Reddit still has to contend with a ‘simmering rage’ as users return back to the platform

News Room
  • A Reddit moderator told The New York Times there is still a “simmering rage” as users return.
  • Reddit moderators shut down hundreds of forums last week to protest changes to how Reddit prices its API.
  • The moderator called Reddit’s changes “really demoralizing.”

Reddit is returning to a new normal this week following a sitewide blackout to protest the platform’s changes to its API pricing policy.

But that doesn’t mean it’ll be smooth sailing from here on out.

“Any time we see this kind of blowup, there’s a simmering rage underneath the surface that comes back up,” a Reddit moderator named Bucky (who identifies by “BuckRowdy” on Reddit and avoided disclosing his full name to prevent online harassment) told The New York Times in a story published on Friday.

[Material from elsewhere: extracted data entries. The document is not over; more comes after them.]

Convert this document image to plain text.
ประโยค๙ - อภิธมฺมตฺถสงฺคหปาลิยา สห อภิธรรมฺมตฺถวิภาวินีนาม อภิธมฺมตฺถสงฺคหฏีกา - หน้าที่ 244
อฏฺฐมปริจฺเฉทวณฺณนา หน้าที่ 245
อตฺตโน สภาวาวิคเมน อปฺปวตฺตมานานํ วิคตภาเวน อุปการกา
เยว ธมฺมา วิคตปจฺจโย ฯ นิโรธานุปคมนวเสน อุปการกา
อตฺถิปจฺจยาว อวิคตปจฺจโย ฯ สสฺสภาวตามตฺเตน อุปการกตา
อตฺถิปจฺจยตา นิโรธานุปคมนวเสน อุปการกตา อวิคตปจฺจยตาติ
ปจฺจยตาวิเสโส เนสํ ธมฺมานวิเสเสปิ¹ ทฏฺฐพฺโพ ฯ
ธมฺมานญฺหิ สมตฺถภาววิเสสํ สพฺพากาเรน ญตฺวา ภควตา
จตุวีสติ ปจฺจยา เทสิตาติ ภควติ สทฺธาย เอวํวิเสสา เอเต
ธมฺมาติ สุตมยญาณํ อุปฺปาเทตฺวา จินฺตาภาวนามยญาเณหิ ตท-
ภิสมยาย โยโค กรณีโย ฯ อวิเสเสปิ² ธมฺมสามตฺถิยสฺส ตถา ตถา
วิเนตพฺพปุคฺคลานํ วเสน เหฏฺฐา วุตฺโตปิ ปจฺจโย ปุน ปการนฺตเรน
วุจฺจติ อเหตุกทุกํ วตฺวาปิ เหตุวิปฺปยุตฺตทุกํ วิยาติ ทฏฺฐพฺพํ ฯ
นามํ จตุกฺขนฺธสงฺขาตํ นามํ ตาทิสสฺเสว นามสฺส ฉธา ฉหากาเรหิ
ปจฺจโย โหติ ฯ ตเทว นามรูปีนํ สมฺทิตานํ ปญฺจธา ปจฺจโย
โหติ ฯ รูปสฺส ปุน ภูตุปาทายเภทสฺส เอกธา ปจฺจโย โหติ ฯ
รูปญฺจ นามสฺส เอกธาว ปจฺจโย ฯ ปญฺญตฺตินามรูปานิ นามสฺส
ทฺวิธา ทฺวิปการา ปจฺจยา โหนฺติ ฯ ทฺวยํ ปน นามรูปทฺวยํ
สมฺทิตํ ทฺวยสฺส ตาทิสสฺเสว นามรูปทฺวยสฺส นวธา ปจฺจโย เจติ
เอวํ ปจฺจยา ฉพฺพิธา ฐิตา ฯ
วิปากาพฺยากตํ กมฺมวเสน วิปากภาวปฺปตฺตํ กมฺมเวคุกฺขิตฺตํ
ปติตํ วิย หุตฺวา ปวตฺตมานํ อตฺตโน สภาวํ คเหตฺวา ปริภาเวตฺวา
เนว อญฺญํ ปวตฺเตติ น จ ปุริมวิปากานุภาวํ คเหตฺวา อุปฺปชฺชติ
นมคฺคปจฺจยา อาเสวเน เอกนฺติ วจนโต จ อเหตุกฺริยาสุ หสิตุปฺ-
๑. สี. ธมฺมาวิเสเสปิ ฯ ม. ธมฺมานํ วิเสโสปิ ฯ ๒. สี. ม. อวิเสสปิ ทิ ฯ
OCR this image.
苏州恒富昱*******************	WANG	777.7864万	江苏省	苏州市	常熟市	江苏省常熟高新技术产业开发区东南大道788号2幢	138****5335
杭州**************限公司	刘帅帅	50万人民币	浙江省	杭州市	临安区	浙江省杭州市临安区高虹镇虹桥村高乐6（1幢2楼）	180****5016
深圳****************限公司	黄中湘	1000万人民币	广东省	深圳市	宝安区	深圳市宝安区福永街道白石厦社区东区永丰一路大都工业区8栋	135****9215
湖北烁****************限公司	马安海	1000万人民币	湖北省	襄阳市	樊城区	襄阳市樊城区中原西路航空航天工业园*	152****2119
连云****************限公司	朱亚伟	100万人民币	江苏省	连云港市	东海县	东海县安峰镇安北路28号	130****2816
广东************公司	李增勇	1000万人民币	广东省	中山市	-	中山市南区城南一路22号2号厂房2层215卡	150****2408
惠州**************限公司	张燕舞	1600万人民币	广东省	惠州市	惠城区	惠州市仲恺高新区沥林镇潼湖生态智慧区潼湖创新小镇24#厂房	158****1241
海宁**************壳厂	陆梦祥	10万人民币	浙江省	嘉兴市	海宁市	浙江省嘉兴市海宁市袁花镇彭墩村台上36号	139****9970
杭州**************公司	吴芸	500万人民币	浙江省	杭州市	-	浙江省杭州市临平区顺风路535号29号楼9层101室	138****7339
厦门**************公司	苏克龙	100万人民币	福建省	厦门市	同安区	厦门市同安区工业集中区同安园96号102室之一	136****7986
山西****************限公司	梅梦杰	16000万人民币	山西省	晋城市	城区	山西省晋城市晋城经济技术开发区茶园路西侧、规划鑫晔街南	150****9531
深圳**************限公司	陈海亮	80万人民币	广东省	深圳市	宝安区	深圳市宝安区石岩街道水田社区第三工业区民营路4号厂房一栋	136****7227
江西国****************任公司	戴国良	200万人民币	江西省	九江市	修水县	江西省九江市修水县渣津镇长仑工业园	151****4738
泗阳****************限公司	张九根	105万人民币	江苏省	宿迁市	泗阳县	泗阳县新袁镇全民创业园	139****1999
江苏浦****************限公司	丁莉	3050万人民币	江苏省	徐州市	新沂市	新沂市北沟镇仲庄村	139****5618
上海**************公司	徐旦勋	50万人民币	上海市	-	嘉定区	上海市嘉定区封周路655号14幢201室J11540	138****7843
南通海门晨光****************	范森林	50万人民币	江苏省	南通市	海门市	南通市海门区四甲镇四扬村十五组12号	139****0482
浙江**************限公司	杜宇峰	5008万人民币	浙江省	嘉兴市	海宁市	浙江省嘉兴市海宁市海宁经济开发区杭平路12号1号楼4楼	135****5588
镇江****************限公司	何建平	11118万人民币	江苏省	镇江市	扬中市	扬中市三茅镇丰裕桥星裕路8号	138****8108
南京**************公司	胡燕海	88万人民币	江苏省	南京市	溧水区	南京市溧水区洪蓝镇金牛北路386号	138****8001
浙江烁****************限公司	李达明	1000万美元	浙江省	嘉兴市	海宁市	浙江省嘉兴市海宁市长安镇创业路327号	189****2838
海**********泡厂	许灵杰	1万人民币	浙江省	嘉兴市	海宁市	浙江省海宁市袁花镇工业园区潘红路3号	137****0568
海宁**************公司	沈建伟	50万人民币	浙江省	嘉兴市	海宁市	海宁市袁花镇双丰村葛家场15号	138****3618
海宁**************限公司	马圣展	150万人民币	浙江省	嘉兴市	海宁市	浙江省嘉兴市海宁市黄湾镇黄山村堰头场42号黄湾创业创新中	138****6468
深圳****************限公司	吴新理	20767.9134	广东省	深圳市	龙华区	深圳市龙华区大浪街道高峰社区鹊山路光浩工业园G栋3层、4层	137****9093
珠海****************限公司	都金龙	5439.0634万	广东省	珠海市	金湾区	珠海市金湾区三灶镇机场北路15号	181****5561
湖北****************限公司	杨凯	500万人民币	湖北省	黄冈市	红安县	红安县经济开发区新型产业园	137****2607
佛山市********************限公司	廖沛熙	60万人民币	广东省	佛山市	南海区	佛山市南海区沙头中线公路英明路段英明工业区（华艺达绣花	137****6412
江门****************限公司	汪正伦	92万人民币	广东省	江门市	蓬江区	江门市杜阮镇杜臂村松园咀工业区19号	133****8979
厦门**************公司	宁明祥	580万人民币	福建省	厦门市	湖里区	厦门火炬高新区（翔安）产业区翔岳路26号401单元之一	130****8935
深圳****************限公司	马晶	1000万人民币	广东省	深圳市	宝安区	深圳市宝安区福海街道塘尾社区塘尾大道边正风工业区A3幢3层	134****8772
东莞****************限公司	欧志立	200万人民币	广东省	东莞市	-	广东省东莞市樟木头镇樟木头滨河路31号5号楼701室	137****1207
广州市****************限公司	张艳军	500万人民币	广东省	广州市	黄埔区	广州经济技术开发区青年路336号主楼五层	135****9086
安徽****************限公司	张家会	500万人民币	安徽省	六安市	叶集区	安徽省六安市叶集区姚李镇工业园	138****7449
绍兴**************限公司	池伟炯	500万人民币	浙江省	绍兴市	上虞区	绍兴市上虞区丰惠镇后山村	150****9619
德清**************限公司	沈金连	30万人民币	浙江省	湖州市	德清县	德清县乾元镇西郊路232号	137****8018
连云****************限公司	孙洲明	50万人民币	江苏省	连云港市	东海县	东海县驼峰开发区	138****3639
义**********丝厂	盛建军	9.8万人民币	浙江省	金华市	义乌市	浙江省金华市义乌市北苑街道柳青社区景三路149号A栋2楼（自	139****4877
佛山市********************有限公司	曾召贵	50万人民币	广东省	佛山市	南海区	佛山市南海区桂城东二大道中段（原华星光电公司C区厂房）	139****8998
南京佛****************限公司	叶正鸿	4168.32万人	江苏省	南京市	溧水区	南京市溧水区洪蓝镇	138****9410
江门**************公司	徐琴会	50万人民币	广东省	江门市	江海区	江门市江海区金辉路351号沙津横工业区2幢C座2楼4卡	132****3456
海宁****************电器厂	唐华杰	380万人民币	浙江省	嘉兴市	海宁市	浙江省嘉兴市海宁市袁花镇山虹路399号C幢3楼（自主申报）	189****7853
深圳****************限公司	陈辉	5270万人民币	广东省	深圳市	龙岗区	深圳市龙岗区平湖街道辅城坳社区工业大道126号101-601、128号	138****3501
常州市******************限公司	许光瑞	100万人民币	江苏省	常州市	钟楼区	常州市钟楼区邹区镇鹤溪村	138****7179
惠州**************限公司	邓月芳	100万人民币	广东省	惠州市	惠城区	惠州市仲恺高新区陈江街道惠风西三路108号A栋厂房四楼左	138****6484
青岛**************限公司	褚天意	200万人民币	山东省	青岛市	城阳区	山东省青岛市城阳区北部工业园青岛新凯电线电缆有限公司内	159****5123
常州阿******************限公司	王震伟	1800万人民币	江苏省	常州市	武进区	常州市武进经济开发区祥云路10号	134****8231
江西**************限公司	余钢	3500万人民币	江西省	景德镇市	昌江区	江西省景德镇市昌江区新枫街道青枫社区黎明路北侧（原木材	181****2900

Bucky added that the protests have now evolved into venting sessions for general frustrations about Reddit. The subreddit, Save3rdPartyApps, formed to encourage protests against the API that were in line with Reddit’s rules, still remains active. 

“It is really demoralizing,” Bucky told The Times in regards to struggles that come with being a moderator. “I take all this abuse for you, and keep your website clean, and this is how you repay us?”

Reddit, which is gearing up for an initial public offering later this year, announced that it would be making changes to its API pricing policy back in April as a way to bolster its finances beforehand. For the past several years Reddit has offered up its API— which gives third party entities access to its massive corpus of conversations — for free.

In the advent of the AI boom, though, in which companies like OpenAI and Google have been training their large language models with data from Reddit, the platform’s data is a valuable asset. Reddit’s changes to its API are set to take effect on July 1. 

“Reddit needs to be a self-sustaining business, and to do that, we can no longer subsidize commercial entities that require large-scale data use,” Reddit’s CEO, Steve Huffman, wrote in a post earlier this month.

Reddit did not immediately respond to Insider’s request for a comment.